The concern with imperfect updaters like humans is that giving them more information leads them further away from the theoretical best decision given the information available to them, not that it leads them further away from ‘the truth’. In other words, giving people more information can lead them to make worse decisions (less like the decisions of a perfect Bayesian updater) which may or may not mean their opinions become more aligned with the truth.
These are both concerns, and if we could replace humans with perfect Bayesian updaters, we’d notice the only remaining concern a lot more—namely, that given more (true) information can cause the updater to move away from the objective truth we are trying to reach (the truth that is only knowable with perfect information).
Who would decide which information to withhold in that case? The only way you could be qualified to judge what information to withhold would be if you yourself had perfect information, in which case there’d really be no need for the jury and you could just pass judgement yourself. The only way for a perfect updater to get closer to the truth is for it to seek out more information.
That’s a strong claim. Is there a formal proof of this?

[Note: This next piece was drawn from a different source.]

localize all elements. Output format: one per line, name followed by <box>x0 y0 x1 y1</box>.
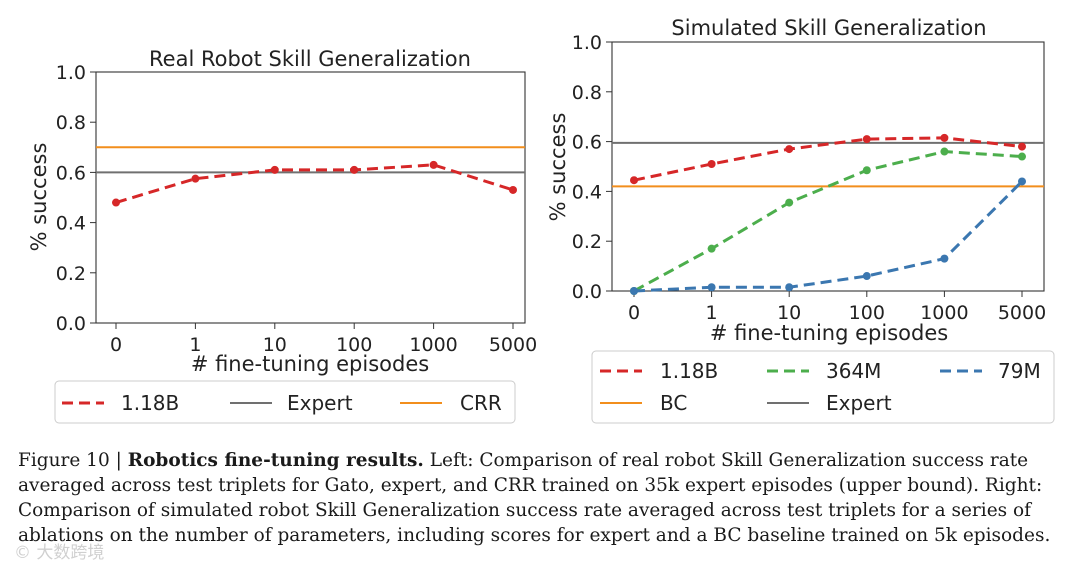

I don’t think a formal proof is needed. An agent with imperfect knowledge does not, by definition, know what ‘the truth’ is. It may be able to judge the impact of extra information on another agent and whether that information will move the other agent closer or further from the first agent’s own probability estimates but it cannot know whether that has the result of moving the second agent’s probability estimates closer to ‘the truth’ because it does not know ‘the truth’.
Point taken. If we assume the Court-agent can effectively communicate all of its knowledge to the Jury-agent, then the Jury can make decisions at least as good as the Court’s. Or the Jury could communicate all of its knowledge to the Court and then we wouldn’t need a Jury. You’re right about this.
But as long as we’re forced to have separate Court and Jury who cannot communicate all their knowledge to one another—perhaps they can only communicate all the knowledge directly relevant to the trial at hand, or there are bandwidth constraints, or the Judge cannot itself appear as witness to provide new information to the Court—then my point stands.